Selective Laser Melting of an Al–Fe–V–Si Alloy: Microstructural Evolution and Thermal Stability

Abstract

Selective laser melting was used to produce an aluminum alloy Al-8.5Fe-1.3V-1.7Si (wt%). The effects of heat treatment on microstructure evolution and phase stability during long-term thermal exposure of the deposits were investigated. Results show that the microquasi-crystalline phase, Al12(Fe,V)3Si and AlmFe metastable phases coexisted with α-Al in the as-produced alloy. Annealing at 400 °C resulted in decomposition of microquasi-crystalline phase and supersaturated α-Al into Al12(Fe, V)3Si phase in the fusion zone, accompanied by the decrease in alloy hardness.

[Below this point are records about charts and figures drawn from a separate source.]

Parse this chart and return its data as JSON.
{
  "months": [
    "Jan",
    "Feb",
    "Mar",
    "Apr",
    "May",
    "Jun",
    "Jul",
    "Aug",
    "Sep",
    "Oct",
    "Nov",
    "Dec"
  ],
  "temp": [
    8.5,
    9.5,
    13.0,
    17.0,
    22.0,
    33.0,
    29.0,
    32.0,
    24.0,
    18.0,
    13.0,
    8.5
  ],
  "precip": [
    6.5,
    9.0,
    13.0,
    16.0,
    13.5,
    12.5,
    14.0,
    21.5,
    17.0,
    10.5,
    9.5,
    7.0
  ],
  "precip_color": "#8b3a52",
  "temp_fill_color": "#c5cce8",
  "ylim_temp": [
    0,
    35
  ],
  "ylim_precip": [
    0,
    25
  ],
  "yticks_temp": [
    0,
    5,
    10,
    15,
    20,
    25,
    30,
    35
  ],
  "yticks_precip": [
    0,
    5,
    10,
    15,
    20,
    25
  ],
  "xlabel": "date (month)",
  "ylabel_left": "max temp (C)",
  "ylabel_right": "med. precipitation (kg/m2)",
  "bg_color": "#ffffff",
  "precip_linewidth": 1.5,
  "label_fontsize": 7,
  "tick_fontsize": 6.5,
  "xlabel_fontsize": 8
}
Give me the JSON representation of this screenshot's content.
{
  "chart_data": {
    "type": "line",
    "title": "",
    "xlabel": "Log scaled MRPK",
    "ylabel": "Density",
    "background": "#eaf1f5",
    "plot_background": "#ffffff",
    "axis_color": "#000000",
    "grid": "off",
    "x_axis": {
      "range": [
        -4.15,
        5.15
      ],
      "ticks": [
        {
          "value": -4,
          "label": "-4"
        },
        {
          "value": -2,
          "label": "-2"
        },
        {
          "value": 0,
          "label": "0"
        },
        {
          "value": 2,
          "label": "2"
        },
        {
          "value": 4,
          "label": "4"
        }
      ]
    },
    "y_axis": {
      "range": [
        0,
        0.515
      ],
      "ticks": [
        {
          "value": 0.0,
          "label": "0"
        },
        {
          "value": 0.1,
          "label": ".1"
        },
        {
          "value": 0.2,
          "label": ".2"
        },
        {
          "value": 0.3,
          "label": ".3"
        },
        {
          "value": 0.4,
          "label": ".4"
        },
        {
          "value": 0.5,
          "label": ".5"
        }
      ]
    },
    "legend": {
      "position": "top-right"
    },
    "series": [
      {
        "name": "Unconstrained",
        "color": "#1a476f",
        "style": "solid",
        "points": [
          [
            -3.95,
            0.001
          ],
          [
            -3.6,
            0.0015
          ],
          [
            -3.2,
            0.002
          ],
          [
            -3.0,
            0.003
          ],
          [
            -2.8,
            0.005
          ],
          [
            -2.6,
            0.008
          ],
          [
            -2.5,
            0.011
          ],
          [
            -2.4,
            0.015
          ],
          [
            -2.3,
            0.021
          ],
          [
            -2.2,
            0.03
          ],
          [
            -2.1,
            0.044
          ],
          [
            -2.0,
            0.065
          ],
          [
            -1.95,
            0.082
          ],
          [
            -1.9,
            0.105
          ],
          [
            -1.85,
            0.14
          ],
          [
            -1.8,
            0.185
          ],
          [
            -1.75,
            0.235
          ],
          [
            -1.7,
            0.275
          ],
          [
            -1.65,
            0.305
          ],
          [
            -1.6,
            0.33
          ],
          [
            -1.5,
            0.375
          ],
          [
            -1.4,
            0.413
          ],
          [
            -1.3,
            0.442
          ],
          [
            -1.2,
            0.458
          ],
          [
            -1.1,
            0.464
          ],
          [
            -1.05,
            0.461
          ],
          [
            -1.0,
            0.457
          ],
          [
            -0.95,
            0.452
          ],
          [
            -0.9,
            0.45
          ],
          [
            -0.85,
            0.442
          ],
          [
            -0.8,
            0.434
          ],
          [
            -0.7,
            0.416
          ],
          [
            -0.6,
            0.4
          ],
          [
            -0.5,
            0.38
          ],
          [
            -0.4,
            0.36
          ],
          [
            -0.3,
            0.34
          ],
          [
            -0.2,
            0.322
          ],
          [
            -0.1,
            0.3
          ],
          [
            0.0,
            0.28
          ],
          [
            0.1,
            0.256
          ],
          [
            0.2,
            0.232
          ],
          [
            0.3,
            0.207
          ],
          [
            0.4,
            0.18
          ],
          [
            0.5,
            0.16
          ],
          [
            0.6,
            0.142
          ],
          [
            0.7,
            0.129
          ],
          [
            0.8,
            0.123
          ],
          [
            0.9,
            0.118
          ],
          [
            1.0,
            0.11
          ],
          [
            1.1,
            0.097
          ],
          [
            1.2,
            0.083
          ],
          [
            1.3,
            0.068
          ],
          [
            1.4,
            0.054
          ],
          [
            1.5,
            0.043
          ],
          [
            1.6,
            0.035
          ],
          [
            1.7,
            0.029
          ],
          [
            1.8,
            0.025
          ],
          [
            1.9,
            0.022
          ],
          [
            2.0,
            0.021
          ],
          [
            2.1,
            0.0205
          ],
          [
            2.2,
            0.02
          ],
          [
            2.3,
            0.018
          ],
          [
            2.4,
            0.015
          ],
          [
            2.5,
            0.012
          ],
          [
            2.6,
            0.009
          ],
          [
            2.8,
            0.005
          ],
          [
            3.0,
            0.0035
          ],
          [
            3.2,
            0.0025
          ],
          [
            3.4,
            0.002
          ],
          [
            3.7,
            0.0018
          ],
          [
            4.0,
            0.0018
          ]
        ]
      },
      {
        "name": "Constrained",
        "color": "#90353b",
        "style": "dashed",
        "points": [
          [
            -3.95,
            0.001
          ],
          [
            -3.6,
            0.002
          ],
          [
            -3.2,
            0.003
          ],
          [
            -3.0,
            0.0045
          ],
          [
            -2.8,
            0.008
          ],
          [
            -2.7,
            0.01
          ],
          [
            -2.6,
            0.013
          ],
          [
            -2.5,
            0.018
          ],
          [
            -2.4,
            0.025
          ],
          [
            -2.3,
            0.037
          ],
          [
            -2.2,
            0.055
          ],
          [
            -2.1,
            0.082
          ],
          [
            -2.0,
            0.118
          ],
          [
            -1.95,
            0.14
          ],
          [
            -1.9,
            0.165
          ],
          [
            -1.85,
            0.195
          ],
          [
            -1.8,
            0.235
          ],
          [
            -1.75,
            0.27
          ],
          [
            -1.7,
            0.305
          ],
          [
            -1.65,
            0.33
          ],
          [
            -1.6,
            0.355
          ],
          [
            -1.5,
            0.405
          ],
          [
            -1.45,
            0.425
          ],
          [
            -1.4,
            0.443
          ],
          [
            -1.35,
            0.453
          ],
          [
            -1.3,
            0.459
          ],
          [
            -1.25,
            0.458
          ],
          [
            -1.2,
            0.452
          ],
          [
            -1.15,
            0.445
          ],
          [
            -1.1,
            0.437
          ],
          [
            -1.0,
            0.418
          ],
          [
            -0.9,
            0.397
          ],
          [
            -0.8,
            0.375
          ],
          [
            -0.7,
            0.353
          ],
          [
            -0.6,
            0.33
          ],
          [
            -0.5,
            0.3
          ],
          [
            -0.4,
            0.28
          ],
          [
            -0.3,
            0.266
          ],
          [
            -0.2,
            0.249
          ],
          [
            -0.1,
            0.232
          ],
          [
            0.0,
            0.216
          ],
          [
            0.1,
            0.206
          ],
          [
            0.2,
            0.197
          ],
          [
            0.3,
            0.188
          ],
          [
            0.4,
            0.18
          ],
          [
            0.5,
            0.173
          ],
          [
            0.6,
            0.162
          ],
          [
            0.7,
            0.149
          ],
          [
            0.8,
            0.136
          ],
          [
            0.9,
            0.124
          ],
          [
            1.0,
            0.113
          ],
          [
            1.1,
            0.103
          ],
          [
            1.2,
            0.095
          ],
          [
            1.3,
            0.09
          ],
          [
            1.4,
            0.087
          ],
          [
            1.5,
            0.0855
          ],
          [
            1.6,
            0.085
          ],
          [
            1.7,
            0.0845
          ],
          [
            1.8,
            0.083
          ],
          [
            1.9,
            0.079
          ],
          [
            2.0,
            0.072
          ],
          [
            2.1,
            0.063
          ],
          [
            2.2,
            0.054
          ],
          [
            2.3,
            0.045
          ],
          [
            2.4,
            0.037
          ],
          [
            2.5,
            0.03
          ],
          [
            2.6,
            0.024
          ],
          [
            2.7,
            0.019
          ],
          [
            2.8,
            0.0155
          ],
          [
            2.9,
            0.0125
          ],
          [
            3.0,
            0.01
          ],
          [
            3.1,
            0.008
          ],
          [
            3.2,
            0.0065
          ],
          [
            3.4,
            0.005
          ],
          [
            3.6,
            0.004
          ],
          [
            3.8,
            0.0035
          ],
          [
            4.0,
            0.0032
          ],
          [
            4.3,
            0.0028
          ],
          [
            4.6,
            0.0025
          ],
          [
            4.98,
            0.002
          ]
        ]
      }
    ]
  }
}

The activation energy of this decomposition process was 115 kJ/mol. A more homogenous microstructure was obtained after annealing at 400 °C for 60 min, which was resistant to coarsening exposed at 425 °C up to 500 h. The Al12(Fe,V)3Si and AlmFe phases were coarsened at 475 and 525 °C with increasing the exposure time. Coarsening of Al12(Fe,V)3Si phase was attributed to a combination of volume diffusion and grain boundary diffusion mechanism of Fe. Heat treatment at 600 °C resulted in accelerated microstructure coarsening and formation of large-sized equilibrium phases, which significantly degraded the room temperature microhardness.